ESDM Ungkap 6 Hambatan Pengembangan EBT di RI, Termasuk Perizinan
Kementerian Energi dan Sumber Daya Mineral (ESDM) menyampaikan setidaknya terdapat enam faktor utama yang menjadi tantangan dalam mengembangkan Energi Baru Terbarukan (EBT) di Indonesia.
Direktur Jenderal Energi Baru Terbarukan dan Konservasi Energi (Dirjen EBTKE) Kementerian ESDM, Yudo Dwinanda Priaadi, mengatakan tidak mudah untuk mengembangkan EBT di Indonesia. Bahkan, bauran energi baru terbarukan (EBT) sampai semester I 2023 baru mencapai 12,5%.
"Angka tersebut belum mencapai target yang telah ditetapkan yakni sebesar 17,9%," ujarnya dalam Rapat Dengar Pendapat (RDP) bersama Komisi VII DPR, di Jakarta, Rabu (15/11).
Enam tantangan pengembangan EBT tersebut adalah:
1. Oversupply Listrik
Yudo mengatakan, tantangan yang pertama yaitu kebutuhan dan produksi yang tidak sesuai dengan nilai keekonomian. Apalagi saat ini terjadi oversupply atau kelebihan produksi listrik dalam negeri.
2. Perizinan
Yudo mengatakan, Kementerian ESDM membutuhkan berbagai perizinan untuk membangun EBT. Izin tersebut mulai dari izin sertifikasi dan konstruksi bendungan, izin pengisian awal waduk, izin Persetujuan Penggunaan Kawasan Hutan (PPKH) dari gubernur, pemanfaatan air di kawasan konservasi, hingga persetujuan pemanfaatan jasa lingkungan panas bumi, dan persetujuan lingkungan.
3. Bencana alam
Yudo mengatakan, tenaga EBT kerap menemukan kendala karena terjadi kerusakan komponen akibat bencana alam seperti banjir, proses revitalisasi, dan proses izin padam listrik.
“Adanya risiko eksplorasi panas bumi yang tinggi, juga menjadi hambatan dalam melakukan pembangunan EBT,” kata dia.
4. Pembiayaan
Pembangunan EBT membutuhkan dana yang cukup besar. Namun, saat ini PLN dan anak usahanya masih mengalami pendanaan untuk membangun proyek EBT. Mitra atau sponsor untuk proyek swasta pun masih minim.

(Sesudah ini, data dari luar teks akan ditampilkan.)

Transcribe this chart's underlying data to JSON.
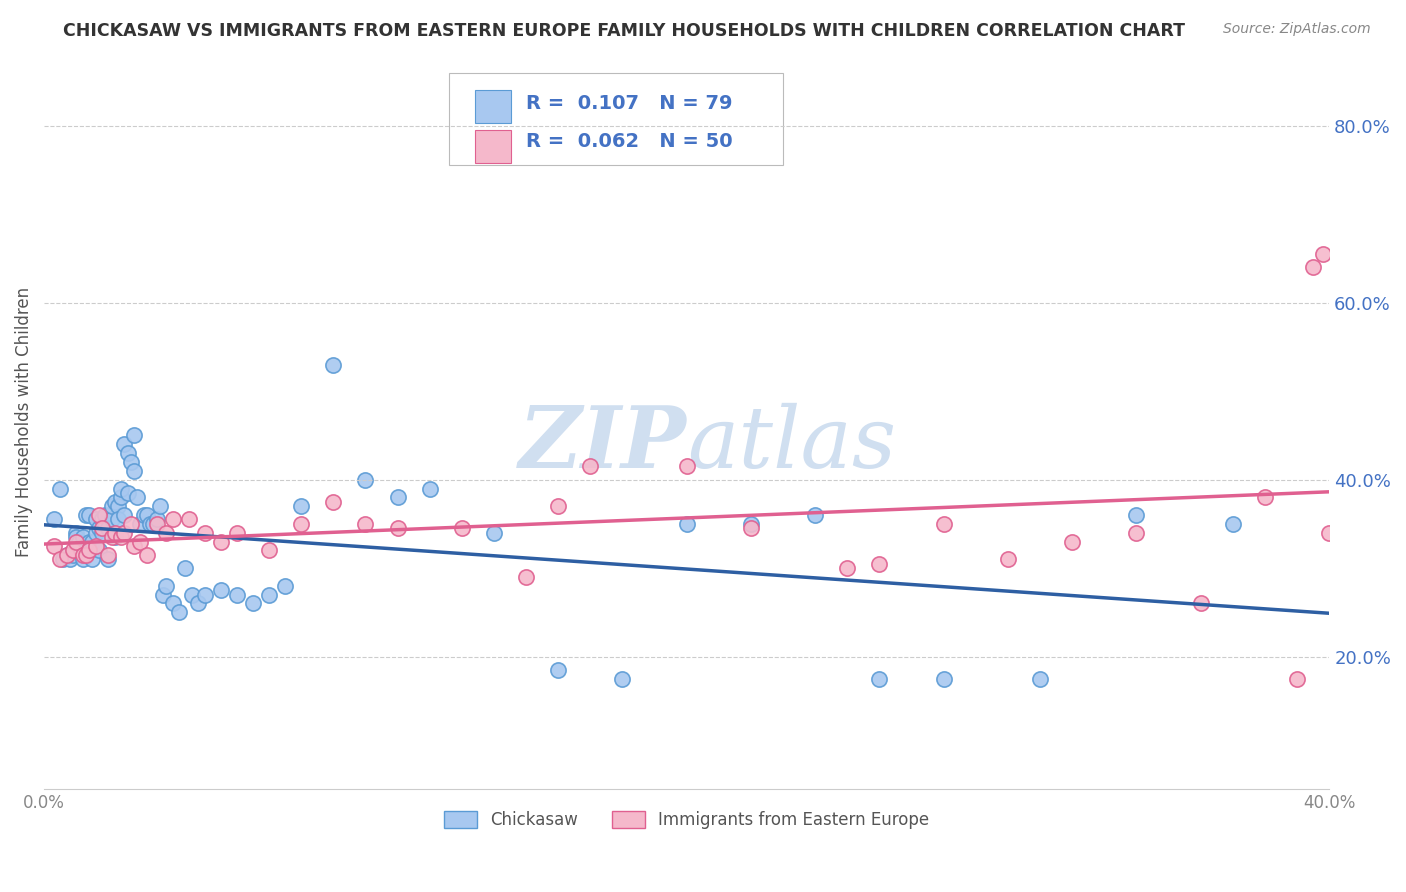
{
  "title": "CHICKASAW VS IMMIGRANTS FROM EASTERN EUROPE FAMILY HOUSEHOLDS WITH CHILDREN CORRELATION CHART",
  "source_text": "Source: ZipAtlas.com",
  "ylabel": "Family Households with Children",
  "xlim": [
    0.0,
    0.4
  ],
  "ylim": [
    0.05,
    0.88
  ],
  "xticks": [
    0.0,
    0.05,
    0.1,
    0.15,
    0.2,
    0.25,
    0.3,
    0.35,
    0.4
  ],
  "xticklabels": [
    "0.0%",
    "",
    "",
    "",
    "",
    "",
    "",
    "",
    "40.0%"
  ],
  "yticks_right": [
    0.2,
    0.4,
    0.6,
    0.8
  ],
  "yticklabels_right": [
    "20.0%",
    "40.0%",
    "60.0%",
    "80.0%"
  ],
  "chickasaw_color": "#A8C8F0",
  "chickasaw_edge": "#5B9BD5",
  "immigrant_color": "#F5B8CB",
  "immigrant_edge": "#E06090",
  "trendline_chickasaw_color": "#2E5FA3",
  "trendline_immigrant_color": "#E06090",
  "watermark_color": "#D0DFF0",
  "grid_color": "#CCCCCC",
  "background_color": "#FFFFFF",
  "title_color": "#333333",
  "source_color": "#888888",
  "ylabel_color": "#555555",
  "tick_color": "#4472C4",
  "legend_text_color": "#4472C4",
  "chickasaw_x": [
    0.003,
    0.005,
    0.006,
    0.007,
    0.008,
    0.009,
    0.01,
    0.01,
    0.011,
    0.012,
    0.012,
    0.013,
    0.013,
    0.014,
    0.014,
    0.015,
    0.015,
    0.016,
    0.016,
    0.017,
    0.017,
    0.018,
    0.018,
    0.019,
    0.019,
    0.02,
    0.02,
    0.021,
    0.021,
    0.022,
    0.022,
    0.023,
    0.023,
    0.024,
    0.024,
    0.025,
    0.025,
    0.026,
    0.026,
    0.027,
    0.028,
    0.028,
    0.029,
    0.03,
    0.031,
    0.032,
    0.033,
    0.034,
    0.035,
    0.036,
    0.037,
    0.038,
    0.04,
    0.042,
    0.044,
    0.046,
    0.048,
    0.05,
    0.055,
    0.06,
    0.065,
    0.07,
    0.075,
    0.08,
    0.09,
    0.1,
    0.11,
    0.12,
    0.14,
    0.16,
    0.18,
    0.2,
    0.22,
    0.24,
    0.26,
    0.28,
    0.31,
    0.34,
    0.37
  ],
  "chickasaw_y": [
    0.355,
    0.39,
    0.31,
    0.315,
    0.31,
    0.315,
    0.34,
    0.335,
    0.33,
    0.31,
    0.335,
    0.32,
    0.36,
    0.33,
    0.36,
    0.31,
    0.33,
    0.34,
    0.355,
    0.32,
    0.345,
    0.34,
    0.355,
    0.35,
    0.36,
    0.31,
    0.345,
    0.355,
    0.37,
    0.375,
    0.335,
    0.37,
    0.355,
    0.38,
    0.39,
    0.36,
    0.44,
    0.43,
    0.385,
    0.42,
    0.45,
    0.41,
    0.38,
    0.35,
    0.36,
    0.36,
    0.35,
    0.35,
    0.355,
    0.37,
    0.27,
    0.28,
    0.26,
    0.25,
    0.3,
    0.27,
    0.26,
    0.27,
    0.275,
    0.27,
    0.26,
    0.27,
    0.28,
    0.37,
    0.53,
    0.4,
    0.38,
    0.39,
    0.34,
    0.185,
    0.175,
    0.35,
    0.35,
    0.36,
    0.175,
    0.175,
    0.175,
    0.36,
    0.35
  ],
  "immigrant_x": [
    0.003,
    0.005,
    0.007,
    0.009,
    0.01,
    0.012,
    0.013,
    0.014,
    0.016,
    0.017,
    0.018,
    0.02,
    0.021,
    0.022,
    0.024,
    0.025,
    0.027,
    0.028,
    0.03,
    0.032,
    0.035,
    0.038,
    0.04,
    0.045,
    0.05,
    0.055,
    0.06,
    0.07,
    0.08,
    0.09,
    0.1,
    0.11,
    0.13,
    0.15,
    0.16,
    0.17,
    0.2,
    0.22,
    0.25,
    0.26,
    0.28,
    0.3,
    0.32,
    0.34,
    0.36,
    0.38,
    0.39,
    0.395,
    0.398,
    0.4
  ],
  "immigrant_y": [
    0.325,
    0.31,
    0.315,
    0.32,
    0.33,
    0.315,
    0.315,
    0.32,
    0.325,
    0.36,
    0.345,
    0.315,
    0.335,
    0.34,
    0.335,
    0.34,
    0.35,
    0.325,
    0.33,
    0.315,
    0.35,
    0.34,
    0.355,
    0.355,
    0.34,
    0.33,
    0.34,
    0.32,
    0.35,
    0.375,
    0.35,
    0.345,
    0.345,
    0.29,
    0.37,
    0.415,
    0.415,
    0.345,
    0.3,
    0.305,
    0.35,
    0.31,
    0.33,
    0.34,
    0.26,
    0.38,
    0.175,
    0.64,
    0.655,
    0.34
  ]
}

“Maka saat ini kami sedang berusaha untuk mencari pembiayaan dari hibah atau pinjaman luar negeri,“ ujarnya.
5. Kondisi alam dan sosial
Yudo mengatakan kondisi alam dan sosial juga dinilai menjadi tantangan dalam mengembangkan EBT dalam negeri,
“Seperti adanya banjir, sedimentasi, dan debit air menurun, akses lokasi, geologi, dan sosial masyarakat itu yabg kerap kali menganggu,” katanya.
6. TKDN
Dia mengatakan, adanya pengadaan dan implementasi Tingkat Komponen Dalam Negeri (TKDN), keterlambatan penyusunan Kartu Kredit Pemerintah (KKP) serta keterlambatan proses pengadaan juga menjadi tantangan dalam mengembangkan EBT di dalam negeri.
Pemanfaatan EBT Baru 4%
Sementara itu, Masyarakat Energi Terbarukan Indonesia (METI) menuliskan sejumlah tantangan dalam pengembangan EBT di Indonesia. Kendala yang kerap ditemui dalam implementasi pembangunan pembangkit listrik tenaga air (PLTA) adalah kebutuhan lahan hingga lokasi dan perizinan.
Sementara hambatan pengadaan pembangkit listrik tenaga panas bumi (PLTP) lebih mengacu pada kebutuhan biaya investasi yang besar, dan waktu pengembangan proyek hingga 7-10 tahun, dihitung dari tahap eksplorasi sampai operasi.
Aspek lokasi dan perizinan juga menjadi rintangan dalam pengembangan PLTP, khususnya pada lokasi yang berada di kawasan hutan konservasi atau hutan lindung.
METI juga mencatat sejumlah kendala dalam pengembangan pembangkit listrik tenaga surya (PLTS) dan pembangkit listrik tenaga bayu (PLTB) yang memerlukan kesiapan sistem untuk mengakomodir masuknya setrum angin dan surya.
METI menghitung pemanfaatan energi baru dan terbarukan (EBT) di dalam negeri masih tertahan di angka 4% atau sekira 147,4 gigawatt (GW) dari total potensi sebesar 3.685 GW.
Total potensi EBT dalam negeri berasal dari energi surya 3.295 GW, angin 155 GW, panas bumi 24 GW, bioenergi 57 GW, hidro 95 GW dan ombak laut 60 GW.